At least Caroline has something. She might be seen as the paranoid control freak bitch queen, but at least she doesn't try to conform into the fucking infamous zombie pattern everyone else has adapted. Plus, I admire Caroline. I'm honored to have gotten to know her. I consider her one of the most courageous students in the Mystic Falls high school. She's also very sweet and caring, blah blah blah. Very cool, all that. I reach the new teacher's old desk.
Even in my long lifetime - the last 36 years of what I remember - I consider the death of Mr. Tanner one of the top intense deaths I've ever experienced. Considering we weren't close and all; what I got from him was that he was an insensitive, asshole who probably had a ton of trust issues and hardships. But I have a piece of me that will miss him and will continue to miss him as I watch the new teacher, Mr. Saltzman, continue his class.
Oh Mr. Saltzman. What a real fuckin' weirdo. I'm sure he's great; real fun loving guy who will lay back and crack one with his fun loving pals every Saturday. But he's off. I think he has an alternate reason for teaching at this school. When his eyes hit Elena's face, I could just tell he looked at her a couple seconds more than the rest of the students, along with his body posture having that slight edge while attempting to continue his normal teacher act. Then he saw me, and the alarms blared even louder in my mind. I know judging off of small, little, and possible coincidences looks badly, but I have a knack for this kind of stuff.
I walk to the front of the class and let my paper fall out of my fingers onto his desk while he taps the previous pile of worksheets on the hard surface to better align them together. I'm not in the mood to exercise his possible motives in a white lie-ish manner, much less have the awfully awkward small teacher/student convo before heading out. So I say nothing as I stroll towards the hallway like a normal, avoidant student. I mentally prepare for my next class when I hear him speak up. God damn it.
"Jaye Salvatore?" he asks to my back. I halt right under the metal door border of the entrance and take a quick glance at the floor below my sneakers. The line between the entrance cuts halfway through under my feet. I was so close to freedom. My head turns my body in the opposite direction, and I see Mr. Saltzman holding up and viewing my paper. Amazing. Every student's nightmare is when they are doing their work and their teacher judges it right in front of their face instead of avoiding the possible shame of getting a question wrongly answered or bad total grade. Still, I prepare myself for something more than a simple 'Explain your answer!' tip.
"How strange," he continues. "And your brother's name is Stefan, right?" he asks suspiciously.
"Yes?" I answer hesitantly. Did he do something?
"You wouldn't happen to have another brother named Damon, would you?" Oh. Now I get where this is going.
"Oh," I smile humbly. "Yeah, my ancestors used to be members of the Founder's Council. I guess our mom had a weird sense of humor with naming her children." I cross my arms across my chest. The left side of his mouth twitches a smile knowingly before looking back at the name written on my paper once more. Playing the my-mom-named-her-kids-after-a-tragic-sibling-sad-tale is going well so far..? He's giving off very cocky vibes, and that's keeping me on edge.

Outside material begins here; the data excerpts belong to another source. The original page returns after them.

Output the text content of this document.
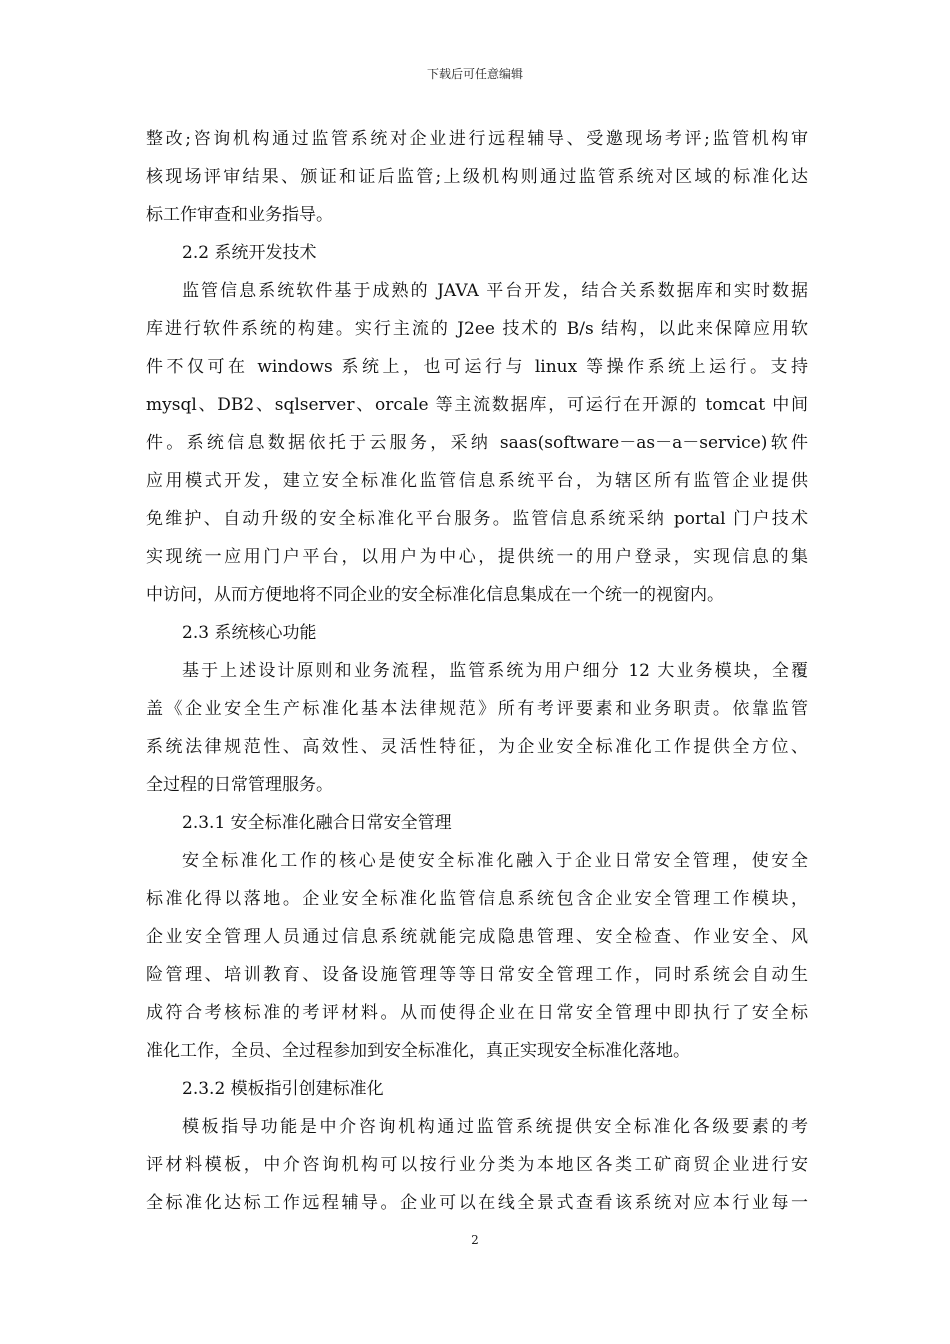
下载后可任意编辑
整改;咨询机构通过监管系统对企业进行远程辅导、受邀现场考评;监管机构审
核现场评审结果、颁证和证后监管;上级机构则通过监管系统对区域的标准化达
标工作审查和业务指导。
2.2 系统开发技术
监管信息系统软件基于成熟的 JAVA 平台开发，结合关系数据库和实时数据
库进行软件系统的构建。实行主流的 J2ee 技术的 B/s 结构，以此来保障应用软
件不仅可在 windows 系统上，也可运行与 linux 等操作系统上运行。支持
mysql、DB2、sqlserver、orcale 等主流数据库，可运行在开源的 tomcat 中间
件。系统信息数据依托于云服务，采纳 saas(software－as－a－service)软件
应用模式开发，建立安全标准化监管信息系统平台，为辖区所有监管企业提供
免维护、自动升级的安全标准化平台服务。监管信息系统采纳 portal 门户技术
实现统一应用门户平台，以用户为中心，提供统一的用户登录，实现信息的集
中访问，从而方便地将不同企业的安全标准化信息集成在一个统一的视窗内。
2.3 系统核心功能
基于上述设计原则和业务流程，监管系统为用户细分 12 大业务模块，全覆
盖《企业安全生产标准化基本法律规范》所有考评要素和业务职责。依靠监管
系统法律规范性、高效性、灵活性特征，为企业安全标准化工作提供全方位、
全过程的日常管理服务。
2.3.1 安全标准化融合日常安全管理
安全标准化工作的核心是使安全标准化融入于企业日常安全管理，使安全
标准化得以落地。企业安全标准化监管信息系统包含企业安全管理工作模块，
企业安全管理人员通过信息系统就能完成隐患管理、安全检查、作业安全、风
险管理、培训教育、设备设施管理等等日常安全管理工作，同时系统会自动生
成符合考核标准的考评材料。从而使得企业在日常安全管理中即执行了安全标
准化工作，全员、全过程参加到安全标准化，真正实现安全标准化落地。
2.3.2 模板指引创建标准化
模板指导功能是中介咨询机构通过监管系统提供安全标准化各级要素的考
评材料模板，中介咨询机构可以按行业分类为本地区各类工矿商贸企业进行安
全标准化达标工作远程辅导。企业可以在线全景式查看该系统对应本行业每一
2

"I guess the birth order of boy/boy/girl was just part of her luck?" he questions. Hey, it could happen. In a very, very tiny chance maybe. I scrunch my eyebrows and take a moment to think about my response, playing it off as my sudden realization of that coincidence.
"Yeah, you're right. I guess she was a psychic in that way," I respond. I smile again to remind the conversation that it's supposed to be light. "She was really into the history around this town."
"Likewise," Mr. Saltzman says, mirroring the same fake smile back at me. I don't like this. It's not anything I can't handle, but compared to how this conversation looks at face value, it actually really sucks. I'd much rather be pushing him against the corner of the room interrogating him of the god forsaken truth, but again, I'm just trying to get the hell out of here. "In fact, I had another student of mine do a research paper about a historical event in Mystic Falls."
"Oh, Jeremy! Elena's brother. He told me about it in the library. Actually, while he was doing the research," I comment, glad this is taking a somewhat innocent turn.
"I'm glad he's taking this so seriously. But it has gotten a little strange." I see the gears starting to turn in his head. "He's come to me about vampires." Suddenly this chat isn't so innocent anymore, and I only got to enjoy it for three seconds before he ruined it. "Now, I know there are old, fictional stories about them, but I think it's so weird how that's the topic he's drawn to."
"Huh," is the only thing I can muster out of my mouth. Well, this is not the way I expected this to go. "I don't know, he didn't get that far into telling me about the paper. All I knew was that it was extra credit to pull his grade together." Mr. Saltzman shrugs his shoulders and looks down at his chair before talking again.
"I don't know either. Just something weird I've been thinking about." The school bell rings, making me feel safer with this beautiful chance to leave, finally. This is the only time where I actually start to worry about what a normal high school student worries about; getting to class on time. "Oh, I didn't mean to keep you. Wow I didn't even realize five minutes went by," Mr. Saltzman says in shock, walking behind himself to his right top desk drawer. He pulls it open and reaches inside.
"Let me write you a pass," he politely states, taking a pen out of his pencil cup near the edge of the right corner of his desk and pulls out the pad of pass slips from the drawer.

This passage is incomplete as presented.